Decentralized Search over Personal Online Datastores: Architecture and Performance Evaluation

In Proceedings of the 24th International Conference on Web Engineering (2024)

Data privacy and sovereignty are open challenges in today’s Web, which the Solid ecosystem aims to meet by providing personal online datastores (pods) where individuals can control access to their data. Solid allows developers to deploy applications with access to data stored in pods, subject to users’ permission. For the decentralised Web to succeed, the problem of search over pods with varying access permissions must be solved. The ESPRESSO framework takes the first step in exploring such a search architecture, enabling large-scale keyword search across Solid pods with varying access rights.
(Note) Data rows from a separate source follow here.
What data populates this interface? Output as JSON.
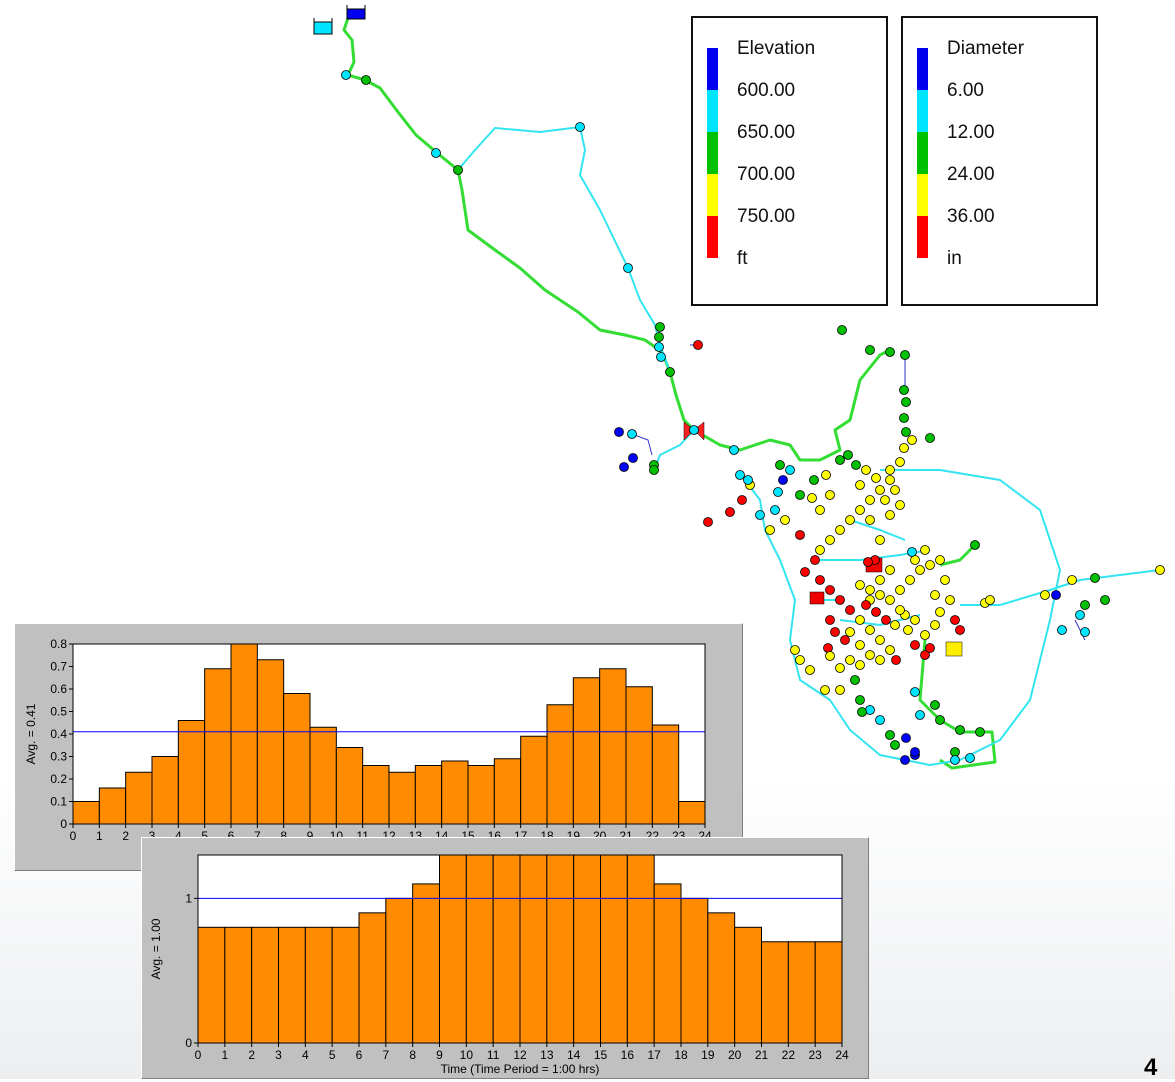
{
  "legend_elevation": {
    "title": "Elevation",
    "levels": [
      "600.00",
      "650.00",
      "700.00",
      "750.00"
    ],
    "unit": "ft",
    "colors": [
      "#0000ff",
      "#00e5ff",
      "#00c000",
      "#ffff00",
      "#ff0000"
    ]
  },
  "legend_diameter": {
    "title": "Diameter",
    "levels": [
      "6.00",
      "12.00",
      "24.00",
      "36.00"
    ],
    "unit": "in",
    "colors": [
      "#0000ff",
      "#00e5ff",
      "#00c000",
      "#ffff00",
      "#ff0000"
    ]
  },
  "page_number": "4",
  "chart_data": [
    {
      "type": "bar",
      "bar_color": "#ff8c00",
      "avg_line_color": "#0000ff",
      "ylabel": "Avg. = 0.41",
      "average": 0.41,
      "ylim": [
        0,
        0.8
      ],
      "yticks": [
        "0",
        "0.1",
        "0.2",
        "0.3",
        "0.4",
        "0.5",
        "0.6",
        "0.7",
        "0.8"
      ],
      "xticks": [
        "0",
        "1",
        "2",
        "3",
        "4",
        "5",
        "6",
        "7",
        "8",
        "9",
        "10",
        "11",
        "12",
        "13",
        "14",
        "15",
        "16",
        "17",
        "18",
        "19",
        "20",
        "21",
        "22",
        "23",
        "24"
      ],
      "values": [
        0.1,
        0.16,
        0.23,
        0.3,
        0.46,
        0.69,
        0.8,
        0.73,
        0.58,
        0.43,
        0.34,
        0.26,
        0.23,
        0.26,
        0.28,
        0.26,
        0.29,
        0.39,
        0.53,
        0.65,
        0.69,
        0.61,
        0.44,
        0.1
      ]
    },
    {
      "type": "bar",
      "bar_color": "#ff8c00",
      "avg_line_color": "#0000ff",
      "ylabel": "Avg. = 1.00",
      "xlabel": "Time (Time Period = 1:00  hrs)",
      "average": 1.0,
      "ylim": [
        0,
        1.3
      ],
      "yticks": [
        "0",
        "1"
      ],
      "xticks": [
        "0",
        "1",
        "2",
        "3",
        "4",
        "5",
        "6",
        "7",
        "8",
        "9",
        "10",
        "11",
        "12",
        "13",
        "14",
        "15",
        "16",
        "17",
        "18",
        "19",
        "20",
        "21",
        "22",
        "23",
        "24"
      ],
      "values": [
        0.8,
        0.8,
        0.8,
        0.8,
        0.8,
        0.8,
        0.9,
        1.0,
        1.1,
        1.3,
        1.3,
        1.3,
        1.3,
        1.3,
        1.3,
        1.3,
        1.3,
        1.1,
        1.0,
        0.9,
        0.8,
        0.7,
        0.7,
        0.7
      ]
    }
  ]
}
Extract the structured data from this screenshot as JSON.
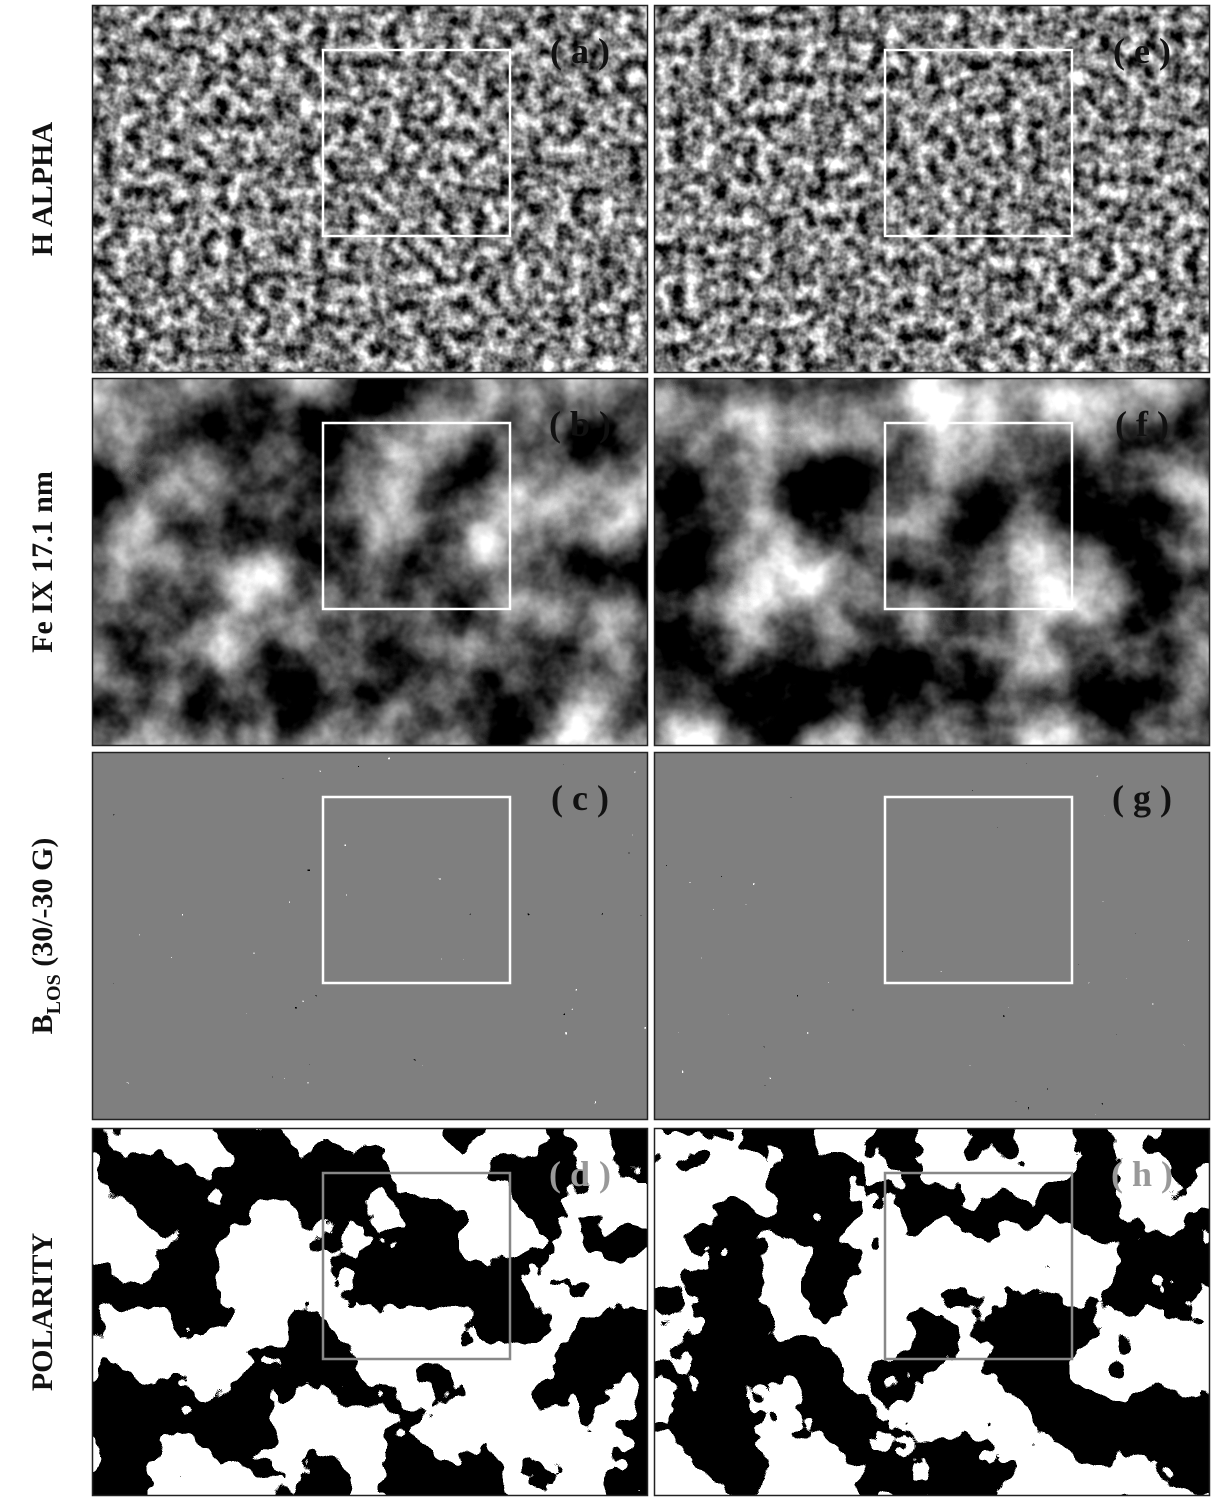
{
  "rows": [
    {
      "label": "H  ALPHA",
      "panels": [
        {
          "label": "( a )"
        },
        {
          "label": "( e )"
        }
      ]
    },
    {
      "label": "Fe  IX  17.1 nm",
      "panels": [
        {
          "label": "( b )"
        },
        {
          "label": "( f )"
        }
      ]
    },
    {
      "label": "B",
      "label_subscript": "LOS",
      "label_suffix": " (30/-30 G)",
      "panels": [
        {
          "label": "( c )"
        },
        {
          "label": "( g )"
        }
      ]
    },
    {
      "label": "POLARITY",
      "panels": [
        {
          "label": "( d )"
        },
        {
          "label": "( h )"
        }
      ]
    }
  ]
}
This paper provides a comprehensive experimental evaluation of the performance and scalability of decentralised keyword search across pods on the current ESPRESSO prototype. The experiments specifically investigate how controllable experimental parameters influence search performance across a range of decentralised settings. This includes examining the impact of different text dataset sizes (0.5MB to 50MB per pod, divided into 1 to 10,000 files), different access control levels (10%, 25%, 50%, or 100% file access), and a range of configurations for Solid servers and pods (from 1 to 100 pods across 1 to 50 servers). The experimental results confirm the feasibility of deploying a decentralised search system to conduct keyword search at scale in a decentralised environment.